Читатели о «12 классиках Палестинского сопротивления»

Z

«Уважаемый Амир, спасибо Вам за интерес к палестинскому народу и Ваш особый вклад в его борьбу».

Худа Имам, директор Центра иерусалимских исследований Университета Аль-Кудс.

Z

«Дорогой господин Ваддах, мы очень ценим то, что Вы даете палестинской поэзии возможность быть читаемой в иной, столь широкой культуре, как русская. Большой удачи Вам».

Махмуд Абу Хашхаш, координатор Программы культуры и науки Фонда А.М.Каттана.

Z

«Привет, Миша! Погляди: тут вот Амир Ваддах aль-Амири из Риги (судя по твоему отклику в его гостевой, ты его в «Словесности» видел) прислал весьма любопытные, на мой взгляд, переводы. Хотя я предполагаю, что реакция на них будет весьма неоднозначной, особенно сейчас, но я за публикацию».

Георгий Жердев, редактор отдела поэзии «Сетевой словесности».

Z

«Когда безмозглые сопляки-палестинцы в нищих лачугах, не скрывая своей радости при известиях об ужасных событиях в Нью-Йорке (а где, в какой системе координат мгновенная гибель тысяч людей, виноватых только в том, что они родились там, где годились, и живут так, как им было назначено жить, может не считаться ужасной?), растопыривают пальцами «виктори» перед си-эн-эновскими телекамерами, это только противно. Но когда образованный человек, говорящий минимум на двух языках, живущий в как бы европейском городе, выражает свое торжество и чувство «наше время пришло!» столь изощренным и тонким образом, как присылка тенденциозных стихов, это уже омерзительно.

Если хочешь, можешь переслать это письмо господину Ваддаху аль-Амири».

Михаил Визель, переводчик-итальянист, журналист, редактор отдела культуры Lenta.Ru и отдела перевода «Сетевой словесности».

Z

«Давайте напечатаем у меня. Только еще хочется сведений об авторе предисловия и переводчике, и координаты туда ваши, наверное, вставить, чтобы сионисты не только меня бранили».

Вячеслав Курицын, писатель, литературный критик.

Z

«Эту подборку мне прислали сразу после нью-йоркской бойни. Конечно, это был вызов: не христианской цивилизации, как самолетами, но либеральному сознанию, пекущемуся о свободе слова и многогранности культуры. Христианская цивилизация сделала свой выбор: война. Это моя цивилизация, я не вправе ее судить, но вправе создавать внутри нее островки терпимости».

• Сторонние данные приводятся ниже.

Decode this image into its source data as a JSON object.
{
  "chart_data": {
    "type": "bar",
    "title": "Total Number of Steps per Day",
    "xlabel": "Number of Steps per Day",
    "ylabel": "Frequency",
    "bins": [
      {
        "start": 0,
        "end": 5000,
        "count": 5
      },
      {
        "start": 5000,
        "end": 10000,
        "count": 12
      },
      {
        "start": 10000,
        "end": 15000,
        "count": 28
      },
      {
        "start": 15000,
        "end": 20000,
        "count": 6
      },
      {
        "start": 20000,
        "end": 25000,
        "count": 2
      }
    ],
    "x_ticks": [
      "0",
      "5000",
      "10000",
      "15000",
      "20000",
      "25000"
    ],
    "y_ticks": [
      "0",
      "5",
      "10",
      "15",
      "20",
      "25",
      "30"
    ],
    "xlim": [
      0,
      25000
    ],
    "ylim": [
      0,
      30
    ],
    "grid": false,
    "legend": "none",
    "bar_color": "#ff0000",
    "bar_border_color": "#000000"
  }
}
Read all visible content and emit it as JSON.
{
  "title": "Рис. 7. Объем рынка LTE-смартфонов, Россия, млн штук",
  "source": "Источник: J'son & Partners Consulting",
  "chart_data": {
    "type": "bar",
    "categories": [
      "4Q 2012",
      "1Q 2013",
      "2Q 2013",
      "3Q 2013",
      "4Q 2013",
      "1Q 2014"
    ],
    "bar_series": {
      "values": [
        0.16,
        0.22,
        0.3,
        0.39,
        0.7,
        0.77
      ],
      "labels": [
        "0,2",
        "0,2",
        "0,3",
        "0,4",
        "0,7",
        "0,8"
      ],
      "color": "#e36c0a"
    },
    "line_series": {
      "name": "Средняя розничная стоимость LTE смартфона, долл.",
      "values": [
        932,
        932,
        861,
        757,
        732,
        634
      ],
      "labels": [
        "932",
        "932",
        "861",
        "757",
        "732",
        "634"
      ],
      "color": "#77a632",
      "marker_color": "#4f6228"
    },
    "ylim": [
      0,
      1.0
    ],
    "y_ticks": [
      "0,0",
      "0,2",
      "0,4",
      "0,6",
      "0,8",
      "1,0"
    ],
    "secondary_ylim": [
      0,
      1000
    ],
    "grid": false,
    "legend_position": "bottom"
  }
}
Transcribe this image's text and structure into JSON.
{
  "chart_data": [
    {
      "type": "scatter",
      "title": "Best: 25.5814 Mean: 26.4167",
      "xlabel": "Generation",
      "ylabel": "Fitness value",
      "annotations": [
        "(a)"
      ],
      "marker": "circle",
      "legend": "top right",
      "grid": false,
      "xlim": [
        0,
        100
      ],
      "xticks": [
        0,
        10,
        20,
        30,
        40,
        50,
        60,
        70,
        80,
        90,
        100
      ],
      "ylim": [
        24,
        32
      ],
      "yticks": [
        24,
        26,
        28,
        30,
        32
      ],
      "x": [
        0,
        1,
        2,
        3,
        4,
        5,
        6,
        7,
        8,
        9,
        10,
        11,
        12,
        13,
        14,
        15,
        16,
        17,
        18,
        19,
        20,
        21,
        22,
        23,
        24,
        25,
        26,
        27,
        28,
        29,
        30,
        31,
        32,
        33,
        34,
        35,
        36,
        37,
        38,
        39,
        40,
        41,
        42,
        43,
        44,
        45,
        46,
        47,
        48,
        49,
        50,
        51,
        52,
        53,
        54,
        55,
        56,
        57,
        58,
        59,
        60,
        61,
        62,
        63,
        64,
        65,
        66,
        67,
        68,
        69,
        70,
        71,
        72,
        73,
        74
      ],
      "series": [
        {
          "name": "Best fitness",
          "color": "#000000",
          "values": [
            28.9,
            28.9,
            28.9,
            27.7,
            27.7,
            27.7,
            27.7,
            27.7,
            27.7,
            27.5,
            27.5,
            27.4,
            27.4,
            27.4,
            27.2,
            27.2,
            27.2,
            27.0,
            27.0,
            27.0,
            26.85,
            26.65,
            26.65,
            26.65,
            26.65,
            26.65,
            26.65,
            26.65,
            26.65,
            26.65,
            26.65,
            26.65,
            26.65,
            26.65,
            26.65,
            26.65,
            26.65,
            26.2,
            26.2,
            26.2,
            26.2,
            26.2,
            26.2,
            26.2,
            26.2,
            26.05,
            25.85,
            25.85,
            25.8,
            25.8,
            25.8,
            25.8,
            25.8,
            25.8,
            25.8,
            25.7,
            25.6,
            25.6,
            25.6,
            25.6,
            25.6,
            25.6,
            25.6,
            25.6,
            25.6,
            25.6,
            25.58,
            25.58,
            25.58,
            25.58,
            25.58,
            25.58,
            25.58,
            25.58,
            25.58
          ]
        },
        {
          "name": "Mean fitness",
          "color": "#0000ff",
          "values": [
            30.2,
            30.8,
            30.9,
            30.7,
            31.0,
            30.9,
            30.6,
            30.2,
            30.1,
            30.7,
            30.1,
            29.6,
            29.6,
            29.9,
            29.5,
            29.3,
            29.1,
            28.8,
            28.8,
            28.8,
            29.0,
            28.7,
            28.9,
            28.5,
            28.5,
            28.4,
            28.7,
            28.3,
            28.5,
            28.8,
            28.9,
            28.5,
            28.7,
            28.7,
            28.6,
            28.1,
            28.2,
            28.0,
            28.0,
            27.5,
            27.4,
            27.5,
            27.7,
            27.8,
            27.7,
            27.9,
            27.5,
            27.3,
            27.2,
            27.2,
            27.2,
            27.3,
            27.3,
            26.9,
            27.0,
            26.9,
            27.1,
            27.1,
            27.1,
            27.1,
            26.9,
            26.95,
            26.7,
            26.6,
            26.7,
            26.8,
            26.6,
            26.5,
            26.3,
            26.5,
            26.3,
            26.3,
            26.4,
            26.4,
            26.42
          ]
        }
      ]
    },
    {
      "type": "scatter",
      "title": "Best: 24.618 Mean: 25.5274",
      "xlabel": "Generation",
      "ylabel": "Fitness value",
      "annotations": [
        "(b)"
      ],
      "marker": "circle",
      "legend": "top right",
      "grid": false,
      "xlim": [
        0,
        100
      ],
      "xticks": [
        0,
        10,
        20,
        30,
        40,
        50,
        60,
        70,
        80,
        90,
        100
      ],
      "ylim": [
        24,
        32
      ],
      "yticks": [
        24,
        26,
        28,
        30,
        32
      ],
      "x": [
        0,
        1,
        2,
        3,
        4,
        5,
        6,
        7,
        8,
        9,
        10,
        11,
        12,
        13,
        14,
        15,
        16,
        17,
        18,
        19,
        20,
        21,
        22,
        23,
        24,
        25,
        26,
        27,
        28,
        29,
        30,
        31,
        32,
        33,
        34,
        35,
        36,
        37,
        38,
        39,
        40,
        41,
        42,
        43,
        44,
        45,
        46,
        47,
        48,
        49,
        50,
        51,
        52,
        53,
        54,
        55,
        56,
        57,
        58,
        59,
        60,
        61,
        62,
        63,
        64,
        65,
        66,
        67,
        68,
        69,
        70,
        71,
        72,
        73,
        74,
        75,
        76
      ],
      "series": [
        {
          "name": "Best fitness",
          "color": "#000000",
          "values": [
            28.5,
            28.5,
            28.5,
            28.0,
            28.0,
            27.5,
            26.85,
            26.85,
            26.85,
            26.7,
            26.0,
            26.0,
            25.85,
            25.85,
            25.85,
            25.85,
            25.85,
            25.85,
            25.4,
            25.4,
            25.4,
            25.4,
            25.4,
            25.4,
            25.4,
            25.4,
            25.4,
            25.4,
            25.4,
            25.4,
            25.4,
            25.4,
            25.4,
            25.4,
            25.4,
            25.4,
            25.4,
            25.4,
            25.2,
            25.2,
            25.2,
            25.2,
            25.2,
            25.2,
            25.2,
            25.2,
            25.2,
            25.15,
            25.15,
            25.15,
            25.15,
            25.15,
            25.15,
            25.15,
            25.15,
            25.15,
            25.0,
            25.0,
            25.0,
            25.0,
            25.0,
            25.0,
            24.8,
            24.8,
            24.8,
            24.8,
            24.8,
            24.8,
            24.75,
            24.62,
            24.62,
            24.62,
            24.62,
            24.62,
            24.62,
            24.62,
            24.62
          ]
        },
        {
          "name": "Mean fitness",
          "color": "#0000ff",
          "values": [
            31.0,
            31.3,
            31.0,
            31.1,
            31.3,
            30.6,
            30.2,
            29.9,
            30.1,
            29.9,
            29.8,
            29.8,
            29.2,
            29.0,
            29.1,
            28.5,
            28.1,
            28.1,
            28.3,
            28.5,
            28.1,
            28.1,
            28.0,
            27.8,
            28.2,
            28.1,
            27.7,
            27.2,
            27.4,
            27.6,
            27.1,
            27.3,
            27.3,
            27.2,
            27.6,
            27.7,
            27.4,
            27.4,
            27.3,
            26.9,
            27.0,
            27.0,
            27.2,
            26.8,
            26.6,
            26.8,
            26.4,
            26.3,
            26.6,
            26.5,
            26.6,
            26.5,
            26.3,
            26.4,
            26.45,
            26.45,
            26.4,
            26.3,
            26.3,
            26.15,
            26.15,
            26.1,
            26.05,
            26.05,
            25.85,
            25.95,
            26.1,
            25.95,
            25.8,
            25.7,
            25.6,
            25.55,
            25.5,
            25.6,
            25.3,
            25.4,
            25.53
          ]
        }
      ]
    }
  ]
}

Вячеслав Курицын, «Русский журнал».

Z

«Предлагается думать, что интрига описана в предисловии Курицына – мол, прислали подборку сразу после нью-йоркской бойни. На самом же деле интересно не это, а вводная статья, в которой предпринята попытка типизации и хронологизации палестинской поэзии – terra incognita для массового российского читателя. Ну и, конечно, сами стихи».

Кирилл Куталов-Постолль, литературный критик, «Независимая газета».

Z

«Здравствуйте, Амир. Палестинские вирши читал и даже поругался с неким безумцем израильским, приславшим мне для одобрения ругательные вопли. Зачем Вам оптический прицел? Это Вы убили Зееви?»

Дмитрий Волчек, писатель, издатель, журналист Радио «Свобода».